Learning and researching the rights people have Data privacy laws was eye opening. You don’t seem to care much about something you use everyday until you look and learn more about from the New York Times “The State of Consumer Data Privacy Laws in the US (And Why It Matters)” published by Thorin Klosowski “Currently, privacy laws are a cluttered mess of different sectoral rules. “Historically, in the US we have a bunch of disparate federal [and state] laws,” said Amie Stepanovich, executive director at the Silicon Flatirons Center at Colorado Law. “[These] either look at specific types of data, like credit data or health information,” Stepanovich said, “or look at specific populations like children, and regulate within those realms” . What they are basically saying is these privacy laws that were created from the state are disordered and in the country I live in the US the laws here are diverse. To understand it more clearly the US doesn’t have a singular law that covers the privacy of all types of data that puts that any person is able to look at anything specific about you whether you know about it or not. 

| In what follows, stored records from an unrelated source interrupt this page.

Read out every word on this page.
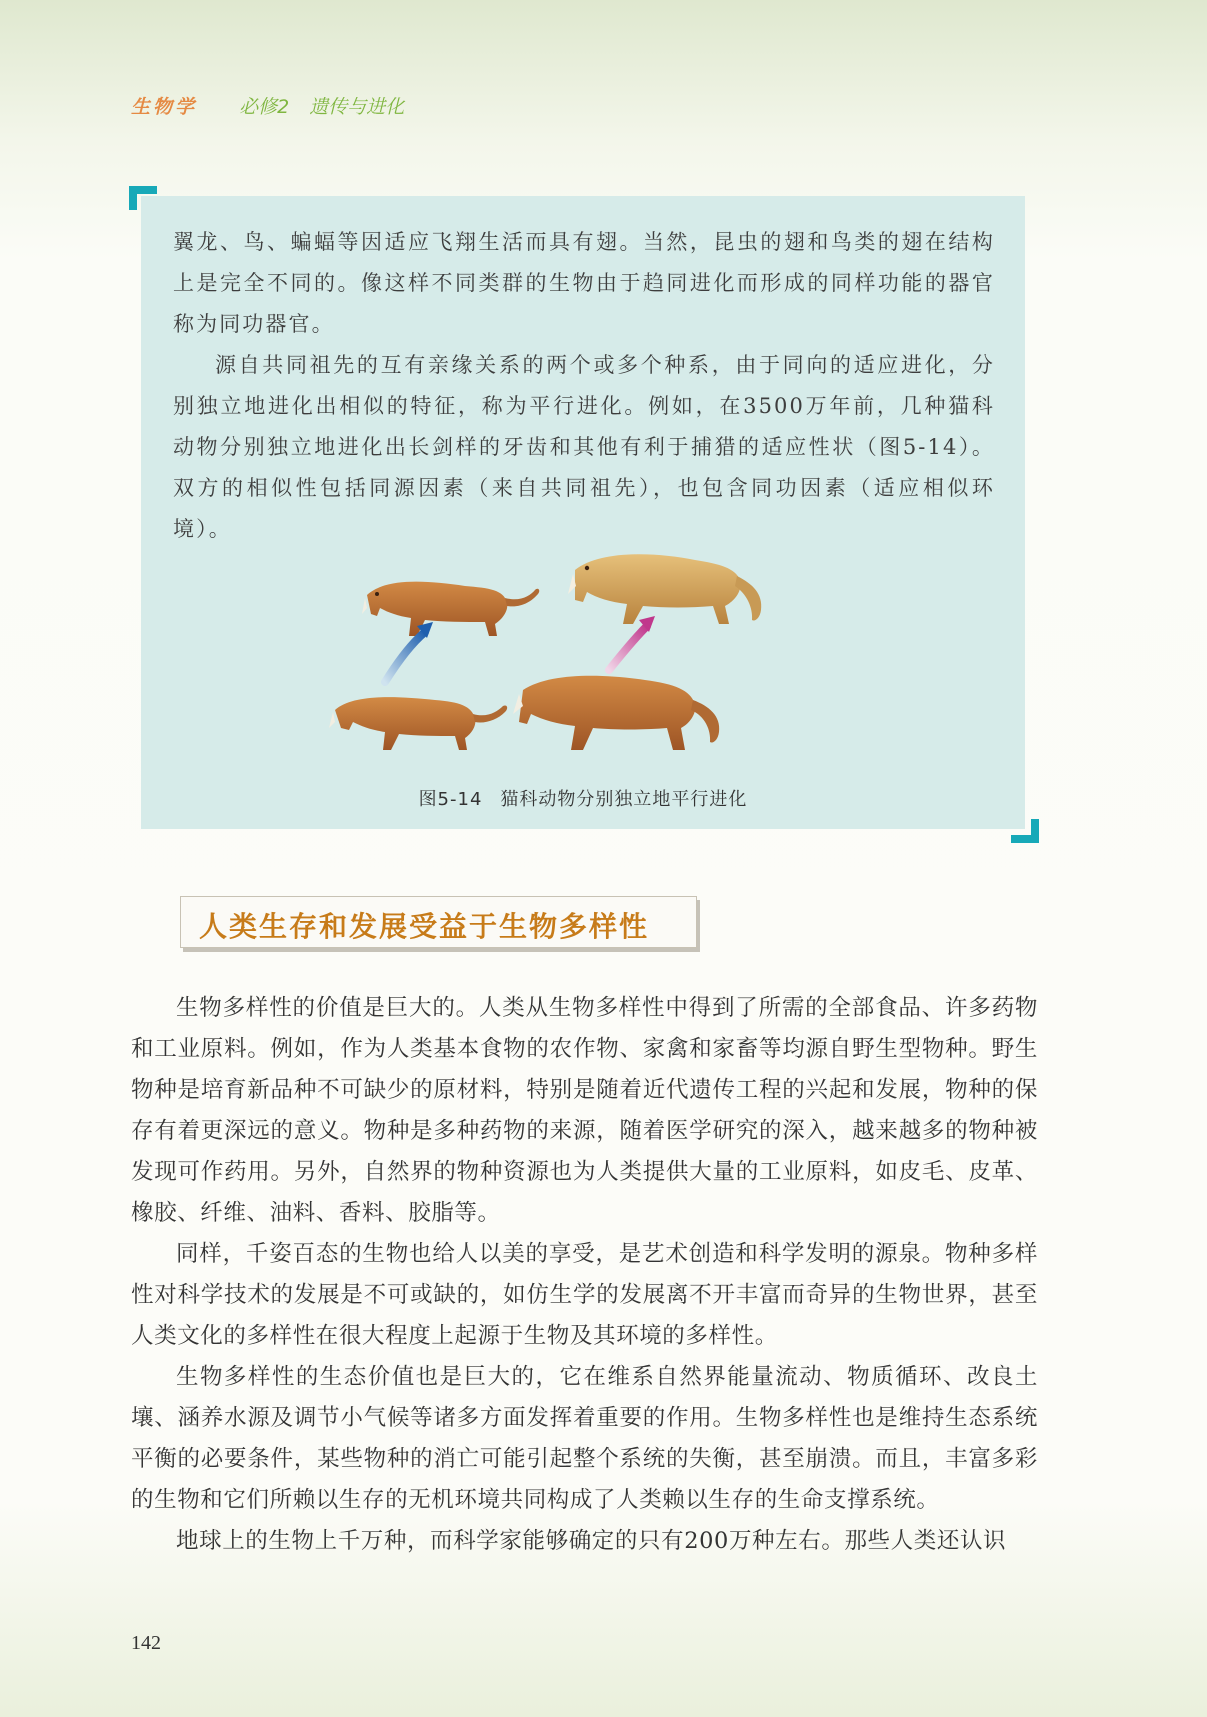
生物学 必修2 遗传与进化

翼龙、鸟、蝙蝠等因适应飞翔生活而具有翅。当然，昆虫的翅和鸟类的翅在结构上是完全不同的。像这样不同类群的生物由于趋同进化而形成的同样功能的器官称为同功器官。

源自共同祖先的互有亲缘关系的两个或多个种系，由于同向的适应进化，分别独立地进化出相似的特征，称为平行进化。例如，在3500万年前，几种猫科动物分别独立地进化出长剑样的牙齿和其他有利于捕猎的适应性状（图5-14）。双方的相似性包括同源因素（来自共同祖先），也包含同功因素（适应相似环境）。

图5-14 猫科动物分别独立地平行进化
人类生存和发展受益于生物多样性

生物多样性的价值是巨大的。人类从生物多样性中得到了所需的全部食品、许多药物和工业原料。例如，作为人类基本食物的农作物、家禽和家畜等均源自野生型物种。野生物种是培育新品种不可缺少的原材料，特别是随着近代遗传工程的兴起和发展，物种的保存有着更深远的意义。物种是多种药物的来源，随着医学研究的深入，越来越多的物种被发现可作药用。另外，自然界的物种资源也为人类提供大量的工业原料，如皮毛、皮革、橡胶、纤维、油料、香料、胶脂等。

同样，千姿百态的生物也给人以美的享受，是艺术创造和科学发明的源泉。物种多样性对科学技术的发展是不可或缺的，如仿生学的发展离不开丰富而奇异的生物世界，甚至人类文化的多样性在很大程度上起源于生物及其环境的多样性。

生物多样性的生态价值也是巨大的，它在维系自然界能量流动、物质循环、改良土壤、涵养水源及调节小气候等诸多方面发挥着重要的作用。生物多样性也是维持生态系统平衡的必要条件，某些物种的消亡可能引起整个系统的失衡，甚至崩溃。而且，丰富多彩的生物和它们所赖以生存的无机环境共同构成了人类赖以生存的生命支撑系统。

地球上的生物上千万种，而科学家能够确定的只有200万种左右。那些人类还认识

142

It’s wrong it doesn’t feel safe if all a person wants to do is just be on social media but since there isn’t no law that puts a person into a none privacy agreement because the database you apply to their network in now owe to them because there are no federal privacy laws regulating many companies, they’re pretty much free to do what they want with the data. The companies that have your data don’t have to notify you if they share or sell your data to (data brokers), if your data is breached or exposed to unauthorized parties there isn’t any national law standards for them to follow to notify you. People, myself included, think our data , our privacy are protected until we consumers aren’t able to understand the information that supposedly these companies are supposed to help with. That goes with when you open a website or sign into social media you see those long paragraphs or “Cookies” that you just go all the way to the bottom to press “ Accept” we all do it. Those companies know people who wanna pass through it just won’t read it and I’m sure if you did the meaning when you see that your information is now in their database.